North Bryan residents who fought against Atlantic Waste's bid to open a landfill near Black Creek have reason to celebrate, now that Atlantic Judicial Circuit Judge David Cavender has ruled in favor of Bryan County.
That doesn't mean this case is over. Despite overwhelming objections from the public, Atlantic has tried to use the court to further its plans by suing the county, claiming its ordinances which prohibit such land use are illegal.
Fortunately, Judge Cavender saw things from Bryan County's perspective, but if this case is appealed there's no guarantee a higher court will come to the same conclusion. That's no knock on the esteemed Judge Cavender, by the way, merely a reflection that legal interpretations can be varied depending on who's doing the interpreting.
We side with North Bryan residents who don't want the landfill in their backyard or even their neighborhood. Surely, there must be more suitable sites for a landfill. But in fairness to Atlantic Waste, there's quite a bit of money at stake, so one can understand why they're going to such lengths to open the landfill. Trash is a big and lucrative business.
In the meantime, there can be in this a lesson for all of us about the importance of being friendlier to the planet we call home. Garbage has to go somewhere, and as the population in the Coastal Empire continues to grow there's more of it to dispose of.
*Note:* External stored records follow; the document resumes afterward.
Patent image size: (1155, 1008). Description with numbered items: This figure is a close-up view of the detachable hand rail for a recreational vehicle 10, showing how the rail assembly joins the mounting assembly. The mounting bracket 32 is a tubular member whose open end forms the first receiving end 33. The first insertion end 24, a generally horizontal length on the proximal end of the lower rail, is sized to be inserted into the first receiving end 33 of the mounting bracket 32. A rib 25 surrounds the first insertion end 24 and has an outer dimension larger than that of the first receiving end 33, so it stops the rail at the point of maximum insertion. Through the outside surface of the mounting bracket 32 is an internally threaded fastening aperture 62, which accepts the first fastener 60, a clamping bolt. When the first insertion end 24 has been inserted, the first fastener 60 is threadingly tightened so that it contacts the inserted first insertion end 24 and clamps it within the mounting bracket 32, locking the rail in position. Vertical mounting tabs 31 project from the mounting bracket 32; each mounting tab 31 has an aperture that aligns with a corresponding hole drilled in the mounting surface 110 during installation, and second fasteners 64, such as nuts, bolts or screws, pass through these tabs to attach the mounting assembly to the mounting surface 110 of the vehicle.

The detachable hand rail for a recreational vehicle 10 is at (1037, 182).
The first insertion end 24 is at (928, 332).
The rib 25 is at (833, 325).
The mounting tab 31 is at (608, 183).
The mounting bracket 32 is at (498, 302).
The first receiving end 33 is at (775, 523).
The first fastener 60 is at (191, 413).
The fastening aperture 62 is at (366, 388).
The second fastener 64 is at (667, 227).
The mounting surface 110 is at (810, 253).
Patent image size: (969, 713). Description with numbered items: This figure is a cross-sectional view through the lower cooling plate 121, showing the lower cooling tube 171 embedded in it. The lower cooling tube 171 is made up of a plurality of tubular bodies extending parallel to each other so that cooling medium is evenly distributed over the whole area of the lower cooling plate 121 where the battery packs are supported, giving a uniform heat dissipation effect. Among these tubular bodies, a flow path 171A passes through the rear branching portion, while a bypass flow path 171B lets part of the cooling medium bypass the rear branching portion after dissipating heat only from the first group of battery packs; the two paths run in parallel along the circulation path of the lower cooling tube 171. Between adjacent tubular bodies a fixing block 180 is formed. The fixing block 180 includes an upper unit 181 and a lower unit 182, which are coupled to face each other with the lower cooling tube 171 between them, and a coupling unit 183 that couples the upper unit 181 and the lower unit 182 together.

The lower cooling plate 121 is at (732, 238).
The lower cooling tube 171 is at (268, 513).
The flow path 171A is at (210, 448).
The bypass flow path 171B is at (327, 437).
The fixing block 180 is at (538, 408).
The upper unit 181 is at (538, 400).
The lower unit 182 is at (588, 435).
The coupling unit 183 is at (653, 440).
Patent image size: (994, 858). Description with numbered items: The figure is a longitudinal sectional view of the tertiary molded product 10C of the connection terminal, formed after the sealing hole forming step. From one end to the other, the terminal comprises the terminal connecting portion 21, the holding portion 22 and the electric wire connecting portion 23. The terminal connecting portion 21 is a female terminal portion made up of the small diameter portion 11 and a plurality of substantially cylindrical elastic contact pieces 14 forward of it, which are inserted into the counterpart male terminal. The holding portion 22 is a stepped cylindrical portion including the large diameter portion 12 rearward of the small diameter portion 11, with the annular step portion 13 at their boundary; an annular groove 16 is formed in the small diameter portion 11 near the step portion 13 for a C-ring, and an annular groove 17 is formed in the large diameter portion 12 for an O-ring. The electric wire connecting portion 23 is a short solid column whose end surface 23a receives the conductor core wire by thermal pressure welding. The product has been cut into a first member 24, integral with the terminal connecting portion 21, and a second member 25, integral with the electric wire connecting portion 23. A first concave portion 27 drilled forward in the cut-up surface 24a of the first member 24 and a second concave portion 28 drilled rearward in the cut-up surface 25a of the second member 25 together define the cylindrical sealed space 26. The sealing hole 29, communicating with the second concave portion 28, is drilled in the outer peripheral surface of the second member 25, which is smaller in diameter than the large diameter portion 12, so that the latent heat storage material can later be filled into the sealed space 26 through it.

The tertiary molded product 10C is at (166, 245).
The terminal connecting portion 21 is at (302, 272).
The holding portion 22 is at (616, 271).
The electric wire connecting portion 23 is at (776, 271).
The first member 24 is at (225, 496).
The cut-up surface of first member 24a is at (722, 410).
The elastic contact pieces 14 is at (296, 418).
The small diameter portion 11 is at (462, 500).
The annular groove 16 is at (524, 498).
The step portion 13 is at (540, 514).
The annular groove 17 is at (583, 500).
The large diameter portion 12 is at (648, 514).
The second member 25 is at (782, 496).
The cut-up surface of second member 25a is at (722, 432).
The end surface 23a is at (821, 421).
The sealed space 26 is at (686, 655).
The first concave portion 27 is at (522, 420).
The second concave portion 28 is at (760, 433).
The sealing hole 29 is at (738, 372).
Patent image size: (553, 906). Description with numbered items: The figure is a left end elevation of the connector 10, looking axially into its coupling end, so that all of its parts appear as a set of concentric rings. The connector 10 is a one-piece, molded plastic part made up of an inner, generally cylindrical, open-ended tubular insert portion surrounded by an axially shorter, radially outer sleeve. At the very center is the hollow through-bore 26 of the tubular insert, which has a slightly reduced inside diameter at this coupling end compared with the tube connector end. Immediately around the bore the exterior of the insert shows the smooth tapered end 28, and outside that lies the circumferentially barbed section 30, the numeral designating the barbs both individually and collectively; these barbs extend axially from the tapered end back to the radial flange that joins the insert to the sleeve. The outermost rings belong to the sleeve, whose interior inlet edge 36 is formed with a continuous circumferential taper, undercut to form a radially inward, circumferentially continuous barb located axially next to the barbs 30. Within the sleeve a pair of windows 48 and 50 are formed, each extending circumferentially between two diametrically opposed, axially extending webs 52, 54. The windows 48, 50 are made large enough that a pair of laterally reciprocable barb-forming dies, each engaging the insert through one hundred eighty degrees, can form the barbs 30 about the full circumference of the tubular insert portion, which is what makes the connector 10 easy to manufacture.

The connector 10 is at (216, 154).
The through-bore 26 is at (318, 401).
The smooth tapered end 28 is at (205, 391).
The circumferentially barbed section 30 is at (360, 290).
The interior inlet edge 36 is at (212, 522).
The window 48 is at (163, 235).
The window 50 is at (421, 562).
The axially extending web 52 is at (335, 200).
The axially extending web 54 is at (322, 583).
Each time we roll a green garbage can to the street to be picked up, the 20, 30 or more pounds inside is going to a landfill somewhere and adding more to the waste stream, as it's known in some circles. Multiply those green garbage cans by 10s of thousands each week, week in and week out, and the stream is really more of an ocean in our community alone.
Recycling helps immensely, of course, and we urge all residents to take it seriously. By recycling we can reduce the amount of waste going into landfills, thereby reducing the need for ever more places to put our garbage.